Another deeply feeling, highly sensitive introvert…awesome! Thanks for your encouragement.
Loved this, and I think we are kindred spirits.
So glad it spoke to your spirit as well, I love how those connections happen!
Dear, dear Janet – “when I am most myself, I am glorious and I am vulnerable…” I love this beautiful confession, and the picture — evidence that the spoils of battle can literally be a pile of crumpled tissues. Thank you for sharing today.
Thank you Gina. Your words are affirming.
Wow, Janet, so true. Your sharing is glorious and am grateful for your willingness to do so.
This entry speaks to my heart for permission to allow pain in and to know “yes” it is going to happen. I don’t need to avoid my pain…I love your tender kindness for yourself here, Janet. You have given a beautiful pictured for my heart to remember.
Janet – as a fellow introvert, I especially appreciated your story. Just last night, I was talking with a friend about my longer for a deeper connection with them, and the sadness it brought my heart to not experience that with them. To use your words, I felt both glorious and vulnerable. Glorious to be in touch with my own person and heart, yet vulnerable to recognize that their longings were not in sync with mine. I felt exposed yet grateful that I was able to simply sit in that moment and avoid judging wither of us as anything except different. Life, being fully alive, guarantees we will experience pain. And thank you for the tissues pic – that keeps it so very real.
Janet, life that is full, is painful. My my as I read this I see a brave woman who is not afraid to speak, live and invited us all into that truth.

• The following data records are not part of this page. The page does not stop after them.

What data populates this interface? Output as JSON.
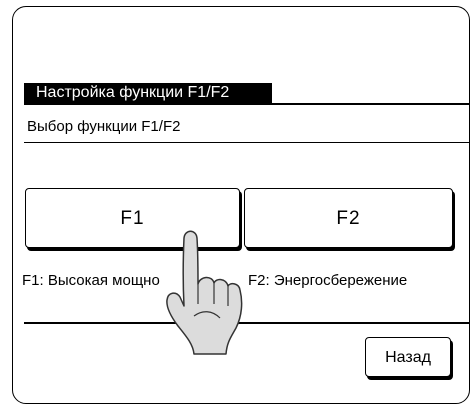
{
  "screen": {
    "title": "Настройка функции F1/F2",
    "subtitle": "Выбор функции F1/F2"
  },
  "functions": {
    "f1_label": "F1",
    "f2_label": "F2",
    "f1_description": "F1: Высокая мощно",
    "f2_description": "F2: Энергосбережение"
  },
  "footer": {
    "back_label": "Назад"
  },
  "icons": {
    "hand": "pointing-hand-icon"
  }
}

Thank you for sharing this, to know a fellow sister is struggling with pain and relationships makes me see I am not alone.
Thank you so much for sharing, Janet. Your story sure hits close to home. My eyes were opened to the truth of my own struggle as you shared about “categorizing” relationships and what is behind that for you. Oh my…what a messy place…but that’s okay. I love the beauty in friendship that came from your willingness to risk.